Sunnah Hammiyah ialah: suatu yang dikehendaki Nabi Saw. tetapi belum dikerjakan. Sebagian ulama hadis ada yang menambahkan perincian sunnah tersebut dengan sunnah hammiyah. Karena dalam diri Nabi saw. terdapat sifat-sifat, keadaan-keadaan (ahwal) serta himmah (hasrat untuk melaksanakan sesuatu). Dalam riwayat disebutkan beberapa sifat yang dimiliki dia seperti, “bahwa Nabi saw. selalu bermuka cerah, berperangai halus dan lembut, tidak keras dan tidak pula kasar, tidak suka berteriak, tidak suka berbicara kotor, tidak suka mencela,..” Juga mengenai sifat jasmaniah dia yang dilukiskan oleh sahabat Anas ra. sebagai berikut:
Dari Rabi’ah bin Abu ‘Abdur Rahman berkata, saya mendengar Anas bin Malik ra. sedang menceritakan sifat-sifat Nabi saw., katanya; “Beliau ialah seorang lakilaki dari suatu kaum yang tidak tinggi dan juga tidak pendek. Kulitnya terperinci tidak terlalu putih dan tidak pula terlalu kecoklatan. Rambut dia tidak terlalu keriting dan tidak lurus.” (HR. Bukhari).
Termasuk juga dalam hal ini ialah silsilah dan nama-nama serta tahun kelahiran beliau. Adapun himmah (hasrat) dia contohnya ketika dia hendak menjalankan puasa pada tanggal 9 ‘Asyura, sebagaimana diriwayatkan oleh Ibnu Abbas ra:
“Saya mendengar Abdullah bin Abbas ra. berkata dikala Rasulullah saw. berpuasa pada hari ‘Asyura`dan juga memerintahkan para sahabatnya untuk berpuasa; Para sahabat berkata, “Wahai Rasulullah, itu ialah hari yang sangat diagungkan oleh kaum Yahudi dan Nashrani.” Maka Rasulullah saw. bersabda: “Pada tahun depan insya Allah, kita akan berpuasa pada hari ke sembilan (Muharram).” Tahun depan itu pun tak kunjung tiba, sampai Rasulullah saw. wafat..” (HR Muslim)
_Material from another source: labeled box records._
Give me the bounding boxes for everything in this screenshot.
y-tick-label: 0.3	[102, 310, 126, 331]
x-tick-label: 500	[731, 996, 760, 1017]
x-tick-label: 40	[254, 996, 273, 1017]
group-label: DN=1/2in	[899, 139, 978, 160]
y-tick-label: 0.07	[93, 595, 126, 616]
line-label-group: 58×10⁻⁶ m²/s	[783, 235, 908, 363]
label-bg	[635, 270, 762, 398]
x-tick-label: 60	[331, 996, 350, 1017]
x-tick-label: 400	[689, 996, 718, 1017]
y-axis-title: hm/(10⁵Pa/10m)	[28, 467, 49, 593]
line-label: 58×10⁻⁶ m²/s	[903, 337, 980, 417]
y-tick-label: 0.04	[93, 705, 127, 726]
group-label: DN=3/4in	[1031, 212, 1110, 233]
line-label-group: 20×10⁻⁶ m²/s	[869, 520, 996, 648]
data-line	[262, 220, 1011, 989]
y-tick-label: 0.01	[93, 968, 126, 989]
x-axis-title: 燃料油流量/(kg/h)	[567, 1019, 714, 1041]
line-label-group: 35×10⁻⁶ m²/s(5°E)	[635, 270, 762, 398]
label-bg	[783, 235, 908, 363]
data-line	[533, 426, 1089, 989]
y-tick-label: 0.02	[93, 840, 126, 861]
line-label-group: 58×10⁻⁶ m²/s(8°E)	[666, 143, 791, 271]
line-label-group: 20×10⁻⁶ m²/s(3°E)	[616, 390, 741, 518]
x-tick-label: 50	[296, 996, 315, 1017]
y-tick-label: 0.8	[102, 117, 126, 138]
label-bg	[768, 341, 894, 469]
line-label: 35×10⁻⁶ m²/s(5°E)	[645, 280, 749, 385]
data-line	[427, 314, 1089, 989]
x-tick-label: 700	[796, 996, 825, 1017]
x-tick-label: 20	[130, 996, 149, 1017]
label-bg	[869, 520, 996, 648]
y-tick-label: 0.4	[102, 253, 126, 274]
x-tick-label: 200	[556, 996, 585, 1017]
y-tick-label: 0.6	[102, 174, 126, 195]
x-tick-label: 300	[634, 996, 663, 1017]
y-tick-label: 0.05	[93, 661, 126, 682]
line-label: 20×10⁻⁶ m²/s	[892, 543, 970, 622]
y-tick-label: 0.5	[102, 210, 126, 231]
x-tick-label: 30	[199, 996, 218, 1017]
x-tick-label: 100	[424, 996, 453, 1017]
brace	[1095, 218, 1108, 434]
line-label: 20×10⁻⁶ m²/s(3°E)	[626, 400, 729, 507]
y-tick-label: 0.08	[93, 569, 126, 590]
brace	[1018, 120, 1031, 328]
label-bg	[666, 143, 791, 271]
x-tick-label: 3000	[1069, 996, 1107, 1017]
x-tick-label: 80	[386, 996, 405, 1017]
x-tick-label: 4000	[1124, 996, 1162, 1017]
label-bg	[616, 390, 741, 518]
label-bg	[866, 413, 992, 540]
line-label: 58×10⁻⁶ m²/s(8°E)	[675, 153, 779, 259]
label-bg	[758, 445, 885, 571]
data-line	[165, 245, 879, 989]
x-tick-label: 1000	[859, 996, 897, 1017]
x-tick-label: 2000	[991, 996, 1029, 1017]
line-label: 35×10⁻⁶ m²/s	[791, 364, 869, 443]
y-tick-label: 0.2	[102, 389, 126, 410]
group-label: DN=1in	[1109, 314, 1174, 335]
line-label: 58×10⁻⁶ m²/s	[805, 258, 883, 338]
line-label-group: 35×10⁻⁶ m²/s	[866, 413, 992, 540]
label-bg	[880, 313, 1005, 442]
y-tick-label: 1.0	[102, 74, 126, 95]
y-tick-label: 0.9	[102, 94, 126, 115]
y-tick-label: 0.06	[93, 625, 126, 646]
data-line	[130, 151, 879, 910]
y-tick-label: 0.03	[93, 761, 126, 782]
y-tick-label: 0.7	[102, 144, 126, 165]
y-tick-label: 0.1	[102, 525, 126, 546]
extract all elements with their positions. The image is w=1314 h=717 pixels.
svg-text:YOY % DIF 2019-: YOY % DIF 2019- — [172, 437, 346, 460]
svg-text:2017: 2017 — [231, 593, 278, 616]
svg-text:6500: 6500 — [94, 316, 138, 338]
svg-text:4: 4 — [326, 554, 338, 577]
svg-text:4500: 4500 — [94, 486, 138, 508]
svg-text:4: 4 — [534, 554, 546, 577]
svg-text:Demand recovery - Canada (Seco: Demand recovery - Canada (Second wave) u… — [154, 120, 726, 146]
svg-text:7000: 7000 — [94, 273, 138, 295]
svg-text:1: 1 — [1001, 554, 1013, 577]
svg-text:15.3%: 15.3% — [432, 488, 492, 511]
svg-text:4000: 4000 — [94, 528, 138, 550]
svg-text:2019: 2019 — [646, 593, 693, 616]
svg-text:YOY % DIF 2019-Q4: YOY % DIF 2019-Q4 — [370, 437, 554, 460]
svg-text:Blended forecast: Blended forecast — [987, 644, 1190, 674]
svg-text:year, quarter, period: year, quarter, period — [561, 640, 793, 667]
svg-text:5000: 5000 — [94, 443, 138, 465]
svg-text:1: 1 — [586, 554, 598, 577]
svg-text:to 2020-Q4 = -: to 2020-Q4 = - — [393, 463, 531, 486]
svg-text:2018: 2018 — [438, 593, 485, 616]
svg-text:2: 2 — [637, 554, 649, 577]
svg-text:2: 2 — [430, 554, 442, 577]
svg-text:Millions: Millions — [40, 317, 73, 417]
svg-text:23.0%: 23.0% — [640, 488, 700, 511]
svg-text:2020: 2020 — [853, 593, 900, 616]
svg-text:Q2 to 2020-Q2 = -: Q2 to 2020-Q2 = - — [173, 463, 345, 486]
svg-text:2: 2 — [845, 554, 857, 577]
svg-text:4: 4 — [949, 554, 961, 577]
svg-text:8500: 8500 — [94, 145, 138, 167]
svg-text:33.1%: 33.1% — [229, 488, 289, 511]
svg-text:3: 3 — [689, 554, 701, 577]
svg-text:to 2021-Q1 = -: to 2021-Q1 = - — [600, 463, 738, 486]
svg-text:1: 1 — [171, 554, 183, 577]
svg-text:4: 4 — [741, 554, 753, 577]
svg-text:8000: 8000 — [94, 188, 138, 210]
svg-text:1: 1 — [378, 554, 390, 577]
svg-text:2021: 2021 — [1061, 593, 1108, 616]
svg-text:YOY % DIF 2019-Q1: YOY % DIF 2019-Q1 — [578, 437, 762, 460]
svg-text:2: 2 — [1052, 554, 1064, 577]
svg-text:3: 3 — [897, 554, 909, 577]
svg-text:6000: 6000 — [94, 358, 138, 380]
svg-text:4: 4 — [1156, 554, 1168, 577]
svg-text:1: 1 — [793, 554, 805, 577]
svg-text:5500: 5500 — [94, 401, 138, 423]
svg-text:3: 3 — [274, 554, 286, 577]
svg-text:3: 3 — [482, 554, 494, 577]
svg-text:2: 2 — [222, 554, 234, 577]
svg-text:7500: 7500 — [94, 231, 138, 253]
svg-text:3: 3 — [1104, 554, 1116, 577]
Menurut Imam Syafi’i dan rekan-rekannya hal ini termasuk sunnah hammiyah. Sementara berdasarkan Asy Syaukani tidak demikian, sebab hamm ini hanya kehendak hati yang tidak termasuk perintah syari’at untuk dilaksanakan atau ditinggalkan.
Dari sifat-sifat, keadaan-keadaan serta himmah tersebut yang paling sanggup dijadikan sandaran aturan sebagai sunnah ialah hamm. Sehingga kemudian sebagian ulama fiqh mengambilnya menjadi sunnah hammiyah.
Demikianlah sahabat bacaan madani ulasan perihal pengertian sunnah, macam-macam sunnah dan pola macam-macam sunnah. Semoga kita sanggup mengambil pelajaran dari pembahasan tersebut. Aamiin. Sumber Al-Qur'an Hadis Kelas X MA, Kementerian Agama Republik Indonesia, Jakarta 2014. Kujnjungilah selalu www.bacaanmadani.com semoga bermanfaat. Aamiin.